Robustness to Variability in Speech: Thanks to its extensive training on diverse datasets, Wav2Vec2 is robust against various challenges in speech recognition such as background noise, different accents, and speech impediments.
Adaptability to Multiple Languages: Although primarily designed for English, Wav2Vec2's training approach makes it adaptable to other languages. This adaptability is crucial for developing multilingual ASR systems.
Efficiency in Learning: The model's ability to learn from unlabeled data reduces the dependence on costly and time-consuming labeled datasets, making the process of developing and refining ASR systems more efficient.
Fine-Tuning Capabilities: Wav2Vec2 can be fine-tuned with a smaller amount of labeled data for specific tasks or domains. This fine-tuning enhances its accuracy and efficiency for specialized applications.
State-of-the-Art Performance: Wav2Vec2 has demonstrated state-of-the-art performance in various ASR benchmarks, outperforming many existing models in accuracy and speed.

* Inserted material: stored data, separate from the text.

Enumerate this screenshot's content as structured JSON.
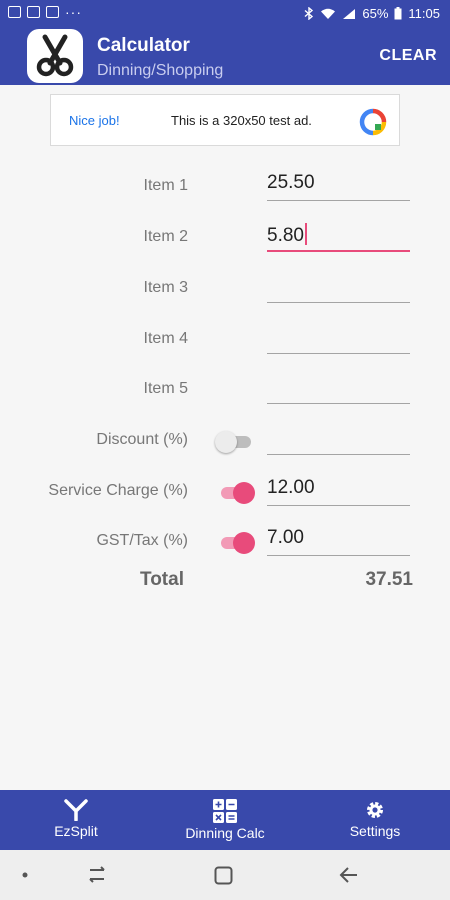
{
  "status_bar": {
    "battery": "65%",
    "time": "11:05",
    "dots": "···"
  },
  "app_bar": {
    "title": "Calculator",
    "subtitle": "Dinning/Shopping",
    "clear_label": "CLEAR"
  },
  "ad": {
    "left_text": "Nice job!",
    "text": "This is a 320x50 test ad."
  },
  "items": [
    {
      "label": "Item 1",
      "value": "25.50"
    },
    {
      "label": "Item 2",
      "value": "5.80"
    },
    {
      "label": "Item 3",
      "value": ""
    },
    {
      "label": "Item 4",
      "value": ""
    },
    {
      "label": "Item 5",
      "value": ""
    }
  ],
  "discount": {
    "label": "Discount (%)",
    "value": "",
    "enabled": false
  },
  "service_charge": {
    "label": "Service Charge (%)",
    "value": "12.00",
    "enabled": true
  },
  "gst": {
    "label": "GST/Tax (%)",
    "value": "7.00",
    "enabled": true
  },
  "total": {
    "label": "Total",
    "value": "37.51"
  },
  "bottom_nav": [
    {
      "label": "EzSplit",
      "icon": "split-icon"
    },
    {
      "label": "Dinning Calc",
      "icon": "calculator-icon"
    },
    {
      "label": "Settings",
      "icon": "gear-icon"
    }
  ],
  "colors": {
    "primary": "#3949ab",
    "accent": "#e84b7b",
    "background": "#f6f6f6"
  }
}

These features make Wav2Vec2 a highly advanced and effective tool for ASR, suitable for a wide range of applications from voice-activated systems to automated transcription services, and contributing to advancements in the field of speech technology.

Conclusion

In conclusion, the Wav2Vec2 model represents a significant leap forward in the field of Automatic Speech Recognition (ASR). Its innovative features not only showcase the advancements in neural network design and training methodologies but also mark a substantial improvement in how machines process and understand human speech.

The use of a contrastive pretraining objective, inspired by techniques in natural language processing, has been a game-changer. By learning from a vast corpus of over 50,000 hours of unlabeled speech, Wav2Vec2 has achieved a remarkable level of understanding of various speech patterns, accents, and nuances. This extensive exposure to diverse speech data has equipped the model with an unprecedented ability to recognize and interpret spoken language in a contextually rich manner.

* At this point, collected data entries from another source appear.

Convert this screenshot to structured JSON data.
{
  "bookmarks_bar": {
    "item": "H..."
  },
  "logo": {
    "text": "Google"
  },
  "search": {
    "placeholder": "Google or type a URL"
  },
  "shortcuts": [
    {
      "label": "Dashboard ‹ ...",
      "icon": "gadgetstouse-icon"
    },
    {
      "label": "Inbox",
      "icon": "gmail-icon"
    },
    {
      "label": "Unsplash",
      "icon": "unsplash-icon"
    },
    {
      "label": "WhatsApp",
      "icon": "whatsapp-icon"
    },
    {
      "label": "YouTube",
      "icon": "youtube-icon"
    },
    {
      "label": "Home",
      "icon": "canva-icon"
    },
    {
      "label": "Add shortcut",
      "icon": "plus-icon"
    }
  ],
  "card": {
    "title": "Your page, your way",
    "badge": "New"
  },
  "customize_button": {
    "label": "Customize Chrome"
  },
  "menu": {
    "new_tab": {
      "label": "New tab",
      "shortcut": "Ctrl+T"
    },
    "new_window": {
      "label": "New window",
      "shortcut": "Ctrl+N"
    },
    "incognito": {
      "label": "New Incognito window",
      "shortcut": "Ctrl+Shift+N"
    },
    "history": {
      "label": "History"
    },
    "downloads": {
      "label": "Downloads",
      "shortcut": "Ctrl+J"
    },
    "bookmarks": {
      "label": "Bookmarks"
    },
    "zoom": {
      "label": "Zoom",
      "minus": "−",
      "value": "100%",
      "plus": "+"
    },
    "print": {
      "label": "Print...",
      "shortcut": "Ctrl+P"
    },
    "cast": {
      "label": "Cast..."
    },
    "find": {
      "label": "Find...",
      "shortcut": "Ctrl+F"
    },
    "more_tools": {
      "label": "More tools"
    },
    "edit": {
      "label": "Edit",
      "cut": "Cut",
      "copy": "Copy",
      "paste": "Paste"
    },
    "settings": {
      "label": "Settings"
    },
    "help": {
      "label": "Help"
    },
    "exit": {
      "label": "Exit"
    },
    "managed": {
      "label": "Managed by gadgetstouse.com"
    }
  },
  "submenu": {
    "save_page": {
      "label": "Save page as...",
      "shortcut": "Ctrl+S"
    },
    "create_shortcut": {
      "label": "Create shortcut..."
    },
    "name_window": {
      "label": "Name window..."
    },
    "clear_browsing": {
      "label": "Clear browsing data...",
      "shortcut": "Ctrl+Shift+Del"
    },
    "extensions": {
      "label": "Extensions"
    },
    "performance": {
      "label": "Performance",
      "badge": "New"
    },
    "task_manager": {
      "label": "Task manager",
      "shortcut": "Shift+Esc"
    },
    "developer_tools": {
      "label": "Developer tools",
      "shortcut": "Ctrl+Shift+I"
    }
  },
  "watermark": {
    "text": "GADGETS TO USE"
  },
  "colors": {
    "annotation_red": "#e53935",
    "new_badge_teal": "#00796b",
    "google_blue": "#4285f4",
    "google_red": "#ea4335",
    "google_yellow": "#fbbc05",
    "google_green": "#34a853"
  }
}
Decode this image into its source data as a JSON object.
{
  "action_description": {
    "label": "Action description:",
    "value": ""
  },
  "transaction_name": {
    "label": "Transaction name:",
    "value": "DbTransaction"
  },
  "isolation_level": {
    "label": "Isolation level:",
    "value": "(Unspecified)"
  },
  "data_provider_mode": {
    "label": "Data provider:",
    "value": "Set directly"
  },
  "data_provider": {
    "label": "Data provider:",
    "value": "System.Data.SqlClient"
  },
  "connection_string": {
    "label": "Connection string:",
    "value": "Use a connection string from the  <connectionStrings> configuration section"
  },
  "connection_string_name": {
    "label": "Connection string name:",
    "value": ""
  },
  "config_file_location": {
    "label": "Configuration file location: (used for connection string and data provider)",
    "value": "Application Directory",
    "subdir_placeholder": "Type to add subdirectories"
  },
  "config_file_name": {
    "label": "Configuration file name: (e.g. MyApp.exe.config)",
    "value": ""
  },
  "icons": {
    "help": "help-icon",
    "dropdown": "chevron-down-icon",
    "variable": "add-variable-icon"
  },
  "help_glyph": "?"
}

The implementation of a transformer-based architecture in Wav2Vec2 further underscores its sophistication. Transformers, known for their efficiency in handling sequential data, have enabled the model to process speech with a high degree of accuracy and speed. The ability of Wav2Vec2 to learn contextualized speech representations through its masked feature learning approach mirrors human speech processing more closely than ever before.

Moreover, Wav2Vec2's robustness to variability in speech, including different accents, background noises, and speaking styles, sets a new standard for ASR systems. This robustness, combined with the model's adaptability to multiple languages, opens up possibilities for creating more inclusive and versatile speech recognition applications worldwide.

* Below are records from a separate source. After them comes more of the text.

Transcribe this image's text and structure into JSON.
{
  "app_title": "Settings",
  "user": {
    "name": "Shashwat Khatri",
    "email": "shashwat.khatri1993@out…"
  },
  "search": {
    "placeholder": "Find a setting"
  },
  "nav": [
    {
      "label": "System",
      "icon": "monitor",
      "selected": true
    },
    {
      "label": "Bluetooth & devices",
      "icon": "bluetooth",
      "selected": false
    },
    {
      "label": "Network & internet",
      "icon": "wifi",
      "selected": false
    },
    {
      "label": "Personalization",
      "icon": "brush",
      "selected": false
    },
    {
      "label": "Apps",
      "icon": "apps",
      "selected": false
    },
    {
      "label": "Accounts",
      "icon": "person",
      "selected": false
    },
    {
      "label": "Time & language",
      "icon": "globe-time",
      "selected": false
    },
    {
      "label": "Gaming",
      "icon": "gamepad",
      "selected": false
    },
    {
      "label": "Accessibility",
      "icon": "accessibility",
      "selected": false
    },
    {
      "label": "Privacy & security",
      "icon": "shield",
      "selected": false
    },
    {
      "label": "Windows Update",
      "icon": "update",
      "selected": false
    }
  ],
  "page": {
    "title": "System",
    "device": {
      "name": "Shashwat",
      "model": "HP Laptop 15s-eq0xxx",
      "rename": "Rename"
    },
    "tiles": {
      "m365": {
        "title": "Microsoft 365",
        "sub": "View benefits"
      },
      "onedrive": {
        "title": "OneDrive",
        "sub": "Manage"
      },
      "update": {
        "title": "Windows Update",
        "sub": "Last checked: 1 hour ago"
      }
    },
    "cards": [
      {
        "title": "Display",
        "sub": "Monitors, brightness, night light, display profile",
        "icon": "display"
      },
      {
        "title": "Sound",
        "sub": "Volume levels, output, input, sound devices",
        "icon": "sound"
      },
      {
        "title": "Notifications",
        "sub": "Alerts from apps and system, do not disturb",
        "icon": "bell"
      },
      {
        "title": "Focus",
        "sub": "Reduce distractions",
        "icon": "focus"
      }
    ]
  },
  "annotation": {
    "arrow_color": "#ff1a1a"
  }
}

The efficiency of Wav2Vec2 in learning from unlabeled data also represents a significant stride in making speech recognition technology more accessible and less reliant on resource-intensive labeled datasets. Furthermore, the model's fine-tuning capabilities ensure that it can be adapted for specific tasks and domains, enhancing its practicality and applicability in various specialized fields.

Wav2Vec2's state-of-the-art performance in various ASR benchmarks is a testament to its effectiveness and the potential it holds for the future of speech technology. From developing more responsive voice-activated assistants to creating more accurate and efficient automated transcription services, the implications of Wav2Vec2's capabilities are far-reaching.

In summary, Wav2Vec2 is not just a technological achievement in the realm of ASR; it is a beacon that guides the future direction of speech recognition technology. Its development marks a significant milestone in our journey towards creating machines that can understand and interact with human speech as naturally and effectively as we do.